Vie dans la yourte
Jean-Pierre s'est montré curieux, car je lui ai expliqué que j'ai vécu dans une yourte. Je veux bien en raconter plus. Aussi parce que le souvenir est un des plus beaux que j'ai et me remplit de douceur.
Mais il me faut d'abord répondre à une question: que voit un oiseau?
Cette question a bien travaillé mon esprit lorsque je vivais dans la Ruche de Col Libre. Car après avoir vu ce que j'ai vu, il me reste à savoir: eux, les oiseaux, qu'est-ce qu'ils voient?
Non, je ne suis pas une abeille. La Ruche est le nom de la yourte dont je parlais.
Malgré son nom, ce n'est pas pour les abeilles qu'on l'a construite. C'est pour les oiseaux. Les terrains de chasse se louent, vous le savez probablement. Et si les oiseaux louaient un vaste terrain de chasse pour s'y installer et en faire leur sanctuaire? Laissez-moi raconter toute l'histoire, elle en vaut la peine.
Ah, cette région tiraillée entre la France et l'Espagne, en réalité ni française ni espagnole!
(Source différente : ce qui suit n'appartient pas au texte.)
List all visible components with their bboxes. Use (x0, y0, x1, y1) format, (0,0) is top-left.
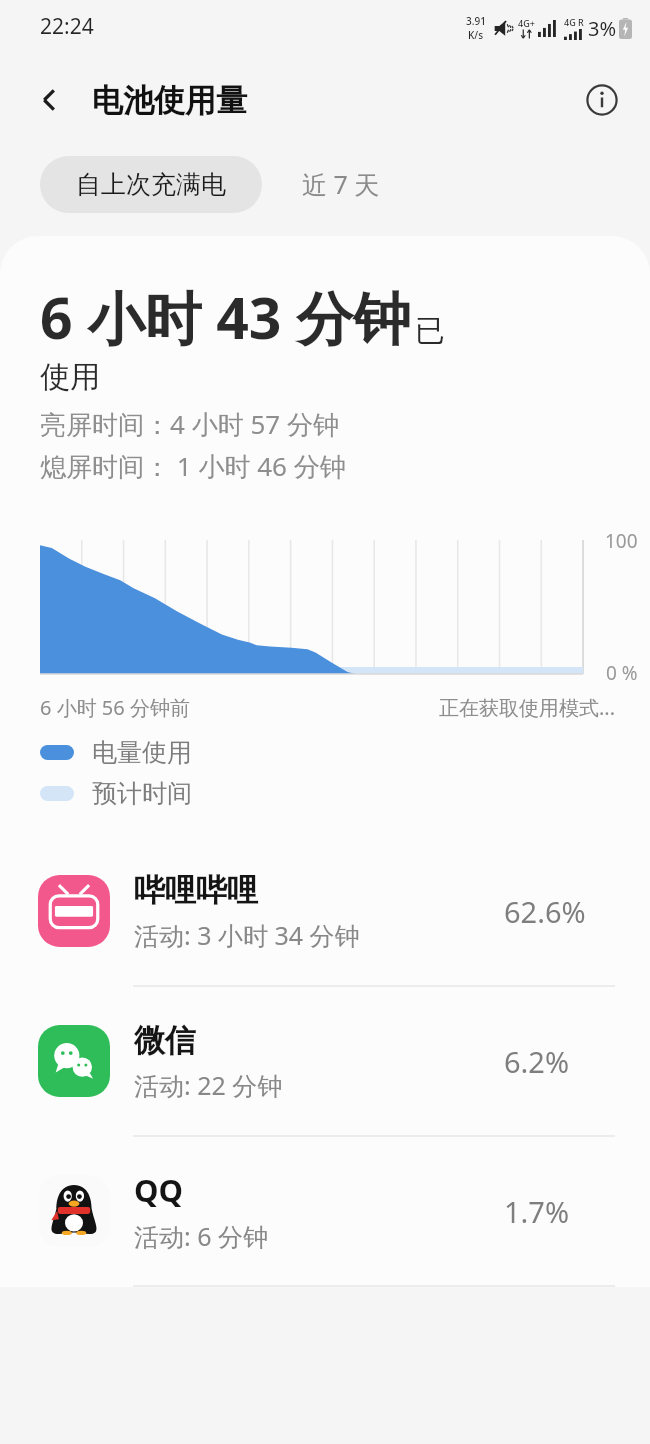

J'avais voyagé dans ma couchette pendant toute la nuit, j'avais vu passer l'absurdité de Lourdes (ce sanctuaire en forme de couronne construit autour de la source miraculeuse. J'ai lu un livre morbide sur les miracles de Lourdes et depuis, chaque fois que j'entends prononcer le nom de ce lieu, j'ai les frissons). Les pélerins étaient tous descendus à présent, et la vue du train vide était reposante. J'étais déscendue à Bayonne.
J'avais mangé du jambon pata negra (coupé épais, du gras moelleux au goût de noisettes); appris ce qu'est une novillada, en bavardant avec des hommes aux yeux noirs, dans un bar enfumé; admiré les éclairages crus de quelques magnifiques Zurbaran et Greco; flâné dans un marché qui sentait bon le midi. J'y achetai du miel sauvage et du chocolat aux fèves de cacao, menus cadeaux destinés à adoucir la sauvagerie des hôtes dont j'allais à la rencontre.
Désolée pour mes connationaux, en matière de chocolat nous avons des choses à apprendre: le chocolat de Bayonne, avec ses formes originales (plaques fines, blocs et écailles), sa pureté, son goût à la fois rond et agressif, est meilleur que le notre.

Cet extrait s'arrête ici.